Yves Klein revolutionised the colour. A pioneer of performance art and a forerunner of pop-art, who earned a living as a judo instructor he developed his deep electric blue hue in the mid 50s, inspired by lapis-lazuli gemstone used by Old Masters to create the most beautiful shade of blue.
Passionate about his development, he later patented his distinctive ultramarine formulation as a trademark colour under the name International Klein Blue (IKB). Yves Klein began producing monochrome paintings in 1947. Ten years later at one of his exhibitions in Milan, he displayed eleven identical blue monochromes, each with a different price, which he claimed reflected its unique spirit.

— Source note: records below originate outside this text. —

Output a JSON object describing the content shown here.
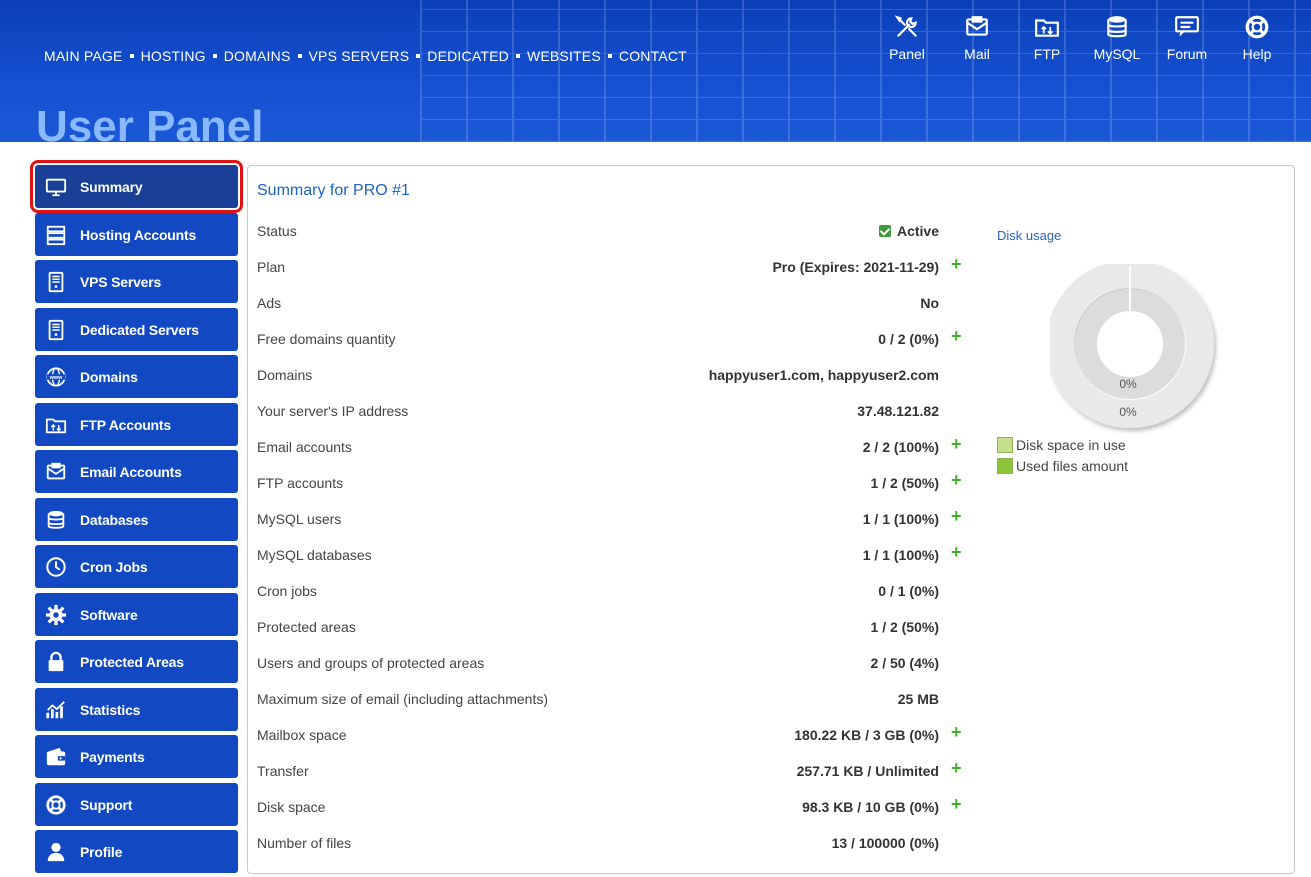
{
  "header": {
    "nav": [
      "MAIN PAGE",
      "HOSTING",
      "DOMAINS",
      "VPS SERVERS",
      "DEDICATED",
      "WEBSITES",
      "CONTACT"
    ],
    "quick_links": [
      {
        "label": "Panel",
        "icon": "tools-icon"
      },
      {
        "label": "Mail",
        "icon": "mail-icon"
      },
      {
        "label": "FTP",
        "icon": "ftp-folder-icon"
      },
      {
        "label": "MySQL",
        "icon": "database-icon"
      },
      {
        "label": "Forum",
        "icon": "forum-icon"
      },
      {
        "label": "Help",
        "icon": "lifebuoy-icon"
      }
    ],
    "page_title": "User Panel"
  },
  "sidebar": {
    "items": [
      {
        "label": "Summary",
        "icon": "monitor-icon",
        "active": true
      },
      {
        "label": "Hosting Accounts",
        "icon": "server-stack-icon"
      },
      {
        "label": "VPS Servers",
        "icon": "server-tower-icon"
      },
      {
        "label": "Dedicated Servers",
        "icon": "server-tower-icon"
      },
      {
        "label": "Domains",
        "icon": "globe-www-icon"
      },
      {
        "label": "FTP Accounts",
        "icon": "ftp-folder-icon"
      },
      {
        "label": "Email Accounts",
        "icon": "mail-icon"
      },
      {
        "label": "Databases",
        "icon": "database-icon"
      },
      {
        "label": "Cron Jobs",
        "icon": "clock-icon"
      },
      {
        "label": "Software",
        "icon": "gear-icon"
      },
      {
        "label": "Protected Areas",
        "icon": "lock-icon"
      },
      {
        "label": "Statistics",
        "icon": "chart-icon"
      },
      {
        "label": "Payments",
        "icon": "wallet-icon"
      },
      {
        "label": "Support",
        "icon": "lifebuoy-icon"
      },
      {
        "label": "Profile",
        "icon": "user-icon"
      }
    ]
  },
  "summary": {
    "title": "Summary for PRO #1",
    "rows": [
      {
        "label": "Status",
        "value": "Active",
        "check": true
      },
      {
        "label": "Plan",
        "value": "Pro (Expires: 2021-11-29)",
        "plus": true
      },
      {
        "label": "Ads",
        "value": "No"
      },
      {
        "label": "Free domains quantity",
        "value": "0 / 2 (0%)",
        "plus": true
      },
      {
        "label": "Domains",
        "value": "happyuser1.com, happyuser2.com"
      },
      {
        "label": "Your server's IP address",
        "value": "37.48.121.82"
      },
      {
        "label": "Email accounts",
        "value": "2 / 2 (100%)",
        "plus": true
      },
      {
        "label": "FTP accounts",
        "value": "1 / 2 (50%)",
        "plus": true
      },
      {
        "label": "MySQL users",
        "value": "1 / 1 (100%)",
        "plus": true
      },
      {
        "label": "MySQL databases",
        "value": "1 / 1 (100%)",
        "plus": true
      },
      {
        "label": "Cron jobs",
        "value": "0 / 1 (0%)"
      },
      {
        "label": "Protected areas",
        "value": "1 / 2 (50%)"
      },
      {
        "label": "Users and groups of protected areas",
        "value": "2 / 50 (4%)"
      },
      {
        "label": "Maximum size of email (including attachments)",
        "value": "25 MB"
      },
      {
        "label": "Mailbox space",
        "value": "180.22 KB / 3 GB (0%)",
        "plus": true
      },
      {
        "label": "Transfer",
        "value": "257.71 KB / Unlimited",
        "plus": true
      },
      {
        "label": "Disk space",
        "value": "98.3 KB / 10 GB (0%)",
        "plus": true
      },
      {
        "label": "Number of files",
        "value": "13 / 100000 (0%)"
      }
    ]
  },
  "disk_usage": {
    "title": "Disk usage",
    "inner_label": "0%",
    "outer_label": "0%",
    "legend": [
      {
        "label": "Disk space in use",
        "color": "#c5df8f"
      },
      {
        "label": "Used files amount",
        "color": "#8cc43a"
      }
    ]
  },
  "colors": {
    "brand_blue": "#1249c3",
    "active_outline": "#e01212",
    "plus_green": "#3fae2a"
  }
}
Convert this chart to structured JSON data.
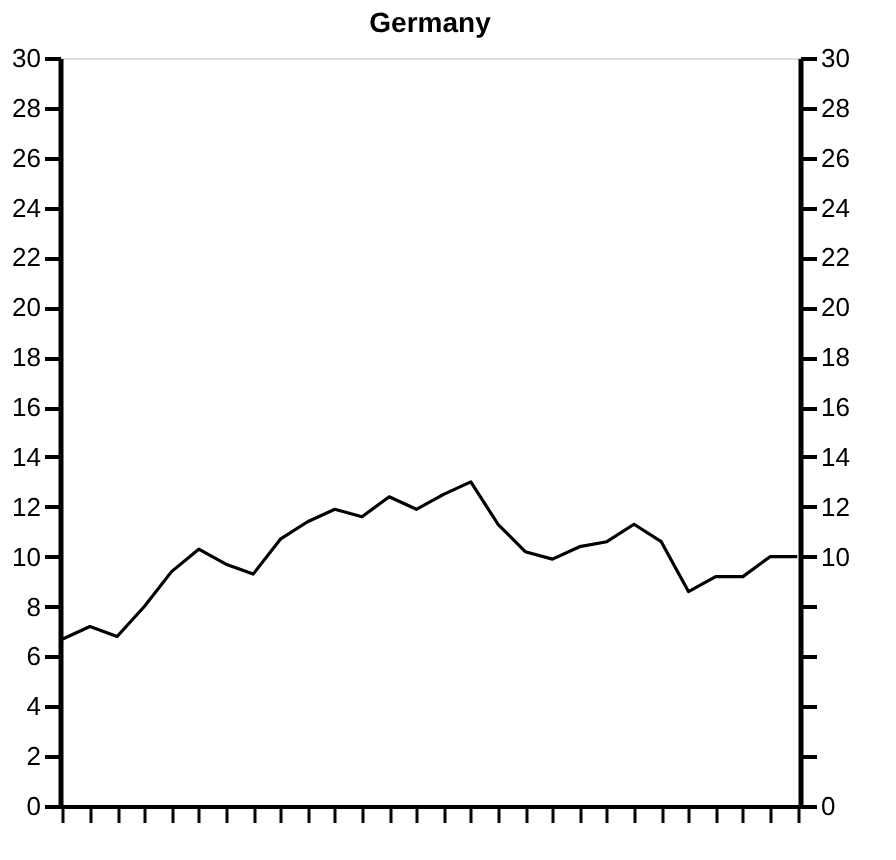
{
  "chart_data": {
    "type": "line",
    "title": "Germany",
    "categories": [
      null,
      null,
      null,
      null,
      null,
      null,
      null,
      null,
      null,
      null,
      null,
      null,
      null,
      null,
      null,
      null,
      null,
      null,
      null,
      null,
      null,
      null,
      null,
      null,
      null,
      null,
      null,
      null
    ],
    "series": [
      {
        "color": "#000000",
        "values": [
          6.7,
          7.2,
          6.8,
          8.0,
          9.4,
          10.3,
          9.7,
          9.3,
          10.7,
          11.4,
          11.9,
          11.6,
          12.4,
          11.9,
          12.5,
          13.0,
          11.3,
          10.2,
          9.9,
          10.4,
          10.6,
          11.3,
          10.6,
          8.6,
          9.2,
          9.2,
          10.0,
          10.0
        ]
      }
    ],
    "ylim": [
      0,
      30
    ],
    "yticks": [
      0,
      2,
      4,
      6,
      8,
      10,
      12,
      14,
      16,
      18,
      20,
      22,
      24,
      26,
      28,
      30
    ],
    "y2lim": [
      0,
      30
    ],
    "y2ticks": [
      0,
      {
        "value": 2,
        "label": null
      },
      {
        "value": 4,
        "label": null
      },
      {
        "value": 6,
        "label": null
      },
      {
        "value": 8,
        "label": null
      },
      10,
      12,
      14,
      16,
      18,
      20,
      22,
      24,
      26,
      28,
      30
    ],
    "tick_labels": "y",
    "grid": false,
    "marker": "none",
    "line_style": "solid"
  }
}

In 1958 Klein exhibited an empty gallery. "The Void", an iconoclastic and scandalous exhibition devoid of all objects, suggested a complete white emptiness, an early example of conceptual art and the idea of a "white cube".
Rejecting paintbrushes, in 1960, he staged a public performance of his iconic series “Anthropometries,” where he instructed his nude models, so called "living brushes", to daub themselves with his signature blue paint and press their bodies against a large canvas, while a small orchestra played a “Monotone Symphony” of Klein’s own composition, in which a group of instruments plays a single note, for 20 minutes, followed by 20 minutes of silence.
One of the most influential and provocative figures in Post-war French painting, a co-founder of Nouveau Realisme, Yves Klein made nearly two hundred of those blue monochromes during his brief improbable career, before he died of a heart attack at 34. A french philosopher Gaston Bachelard once said “First there is nothing, then there is a deep nothing, then there is a blue depth.” I think the real blue was within Yves Klein himself, in the mysticism of his spirit, in the esoteric alchemy of his realms and that endless immaterial void which he saw in his blues.